I’d say the playing of Willie Clancy, Tommy Peoples, or Seamus Ennis is art in the way that the playing of Paganini, Glenn Gould, or Pablo Casals is art. If you listen to the masters of Irish traditional music you’ll find depth of expression, creativity, and technical mastery, just as you would in classical music (or sculpting, writing, choroegraphy). There are differences between traditional music and classical music, of course; but one being art and the other not being art is not one of the differences.

I won’t go on, because if for you it’s about “putting chirpy bits into a tune”, you haven’t lived.

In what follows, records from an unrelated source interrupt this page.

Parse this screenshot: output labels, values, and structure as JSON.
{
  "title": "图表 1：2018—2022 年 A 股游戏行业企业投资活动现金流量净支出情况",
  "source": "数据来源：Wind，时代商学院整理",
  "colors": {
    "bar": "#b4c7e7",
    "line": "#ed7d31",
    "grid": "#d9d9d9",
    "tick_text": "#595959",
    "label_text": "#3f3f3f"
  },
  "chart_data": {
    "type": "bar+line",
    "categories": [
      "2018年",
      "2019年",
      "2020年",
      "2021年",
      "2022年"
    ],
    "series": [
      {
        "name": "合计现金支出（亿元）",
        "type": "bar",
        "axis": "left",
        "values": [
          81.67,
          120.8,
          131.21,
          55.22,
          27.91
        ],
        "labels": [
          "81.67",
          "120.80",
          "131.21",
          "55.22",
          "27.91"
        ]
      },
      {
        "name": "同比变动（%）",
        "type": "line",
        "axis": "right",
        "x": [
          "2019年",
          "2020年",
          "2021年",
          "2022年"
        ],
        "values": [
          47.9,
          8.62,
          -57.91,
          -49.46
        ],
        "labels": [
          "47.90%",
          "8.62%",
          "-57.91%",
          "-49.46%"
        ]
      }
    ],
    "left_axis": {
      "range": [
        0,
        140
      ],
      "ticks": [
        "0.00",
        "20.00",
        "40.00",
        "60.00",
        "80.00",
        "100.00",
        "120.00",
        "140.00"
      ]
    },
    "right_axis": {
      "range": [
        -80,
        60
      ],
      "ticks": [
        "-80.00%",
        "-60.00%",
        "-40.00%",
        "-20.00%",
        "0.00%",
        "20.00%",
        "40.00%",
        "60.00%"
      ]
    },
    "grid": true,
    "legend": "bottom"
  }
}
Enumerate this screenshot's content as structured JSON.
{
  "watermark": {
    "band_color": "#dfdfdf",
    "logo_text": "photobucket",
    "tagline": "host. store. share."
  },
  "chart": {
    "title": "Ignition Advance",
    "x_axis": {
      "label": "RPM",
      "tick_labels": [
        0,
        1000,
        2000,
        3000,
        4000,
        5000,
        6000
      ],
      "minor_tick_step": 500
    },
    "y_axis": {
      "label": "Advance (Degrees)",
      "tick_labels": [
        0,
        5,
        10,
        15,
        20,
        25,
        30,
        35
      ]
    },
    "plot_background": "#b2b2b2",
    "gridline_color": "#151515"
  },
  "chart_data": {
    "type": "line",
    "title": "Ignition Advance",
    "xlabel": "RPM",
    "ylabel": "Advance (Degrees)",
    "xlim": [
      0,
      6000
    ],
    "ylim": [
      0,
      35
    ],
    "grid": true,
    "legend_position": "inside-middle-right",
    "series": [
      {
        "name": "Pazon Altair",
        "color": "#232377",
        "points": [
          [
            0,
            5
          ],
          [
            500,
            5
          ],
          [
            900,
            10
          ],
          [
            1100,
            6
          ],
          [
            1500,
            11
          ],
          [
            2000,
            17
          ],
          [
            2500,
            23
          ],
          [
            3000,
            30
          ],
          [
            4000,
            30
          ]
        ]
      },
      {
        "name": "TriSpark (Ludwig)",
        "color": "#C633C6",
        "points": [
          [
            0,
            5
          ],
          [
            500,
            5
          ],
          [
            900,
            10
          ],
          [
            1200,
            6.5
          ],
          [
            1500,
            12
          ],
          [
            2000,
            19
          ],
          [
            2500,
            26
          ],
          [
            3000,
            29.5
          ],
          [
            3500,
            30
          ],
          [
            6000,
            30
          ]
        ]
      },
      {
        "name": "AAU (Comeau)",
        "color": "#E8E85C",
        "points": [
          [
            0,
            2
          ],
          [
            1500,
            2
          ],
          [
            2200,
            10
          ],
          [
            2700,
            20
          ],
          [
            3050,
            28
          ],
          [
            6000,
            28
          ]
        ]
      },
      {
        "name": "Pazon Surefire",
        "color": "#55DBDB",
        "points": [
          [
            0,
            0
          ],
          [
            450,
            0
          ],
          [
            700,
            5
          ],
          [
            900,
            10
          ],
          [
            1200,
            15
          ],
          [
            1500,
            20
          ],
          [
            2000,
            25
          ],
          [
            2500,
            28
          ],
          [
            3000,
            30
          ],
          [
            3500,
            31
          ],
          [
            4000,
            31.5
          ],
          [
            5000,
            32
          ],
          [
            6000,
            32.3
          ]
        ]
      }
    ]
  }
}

Well, you do mean it, so I’ll express my
opinion which is that ITM is an artform,
pure and simple,
and ornamenting is an art.
But I don’t see ITM as
self-consciously an artform,
(Vladimir Horowitz and
the New York Philharmonic
in tuxedos),
it isn’t ‘high brow’ art, but
largely of the people.
No accident, however, that
some of the most beautiful
melodies in classical music
come from folk music. Best

I recently saw a DVD of Glenn Gould performing
the Goldberg Variations, by the way,
shortly before he died. It was so beautiful
that it was demonic, and Gould
was plainly playing from some
distant holy place. What a species! Best

Well, I have to say that Bloom has a point. Some of the great masters of ITM could quality as artists. Yes.

It’s like one of those issues where there’s a black area, a white area, and a huge gray area in between. Where some of us differ is on the shades.

And I’ll agree that some short and simple folk tunes are artwork in themselves.

Yes, chirpy bits. But, like the crinkly bits that Slarty Bartfast put around Norway, they add a lot.

enjoyed the comment jim stone! made good sense in toning things down abit! p.s. one thing i learned pretty early on is that, at times grace notes should be used sparingly. if not, sometimes the "tunes"can get lost in there!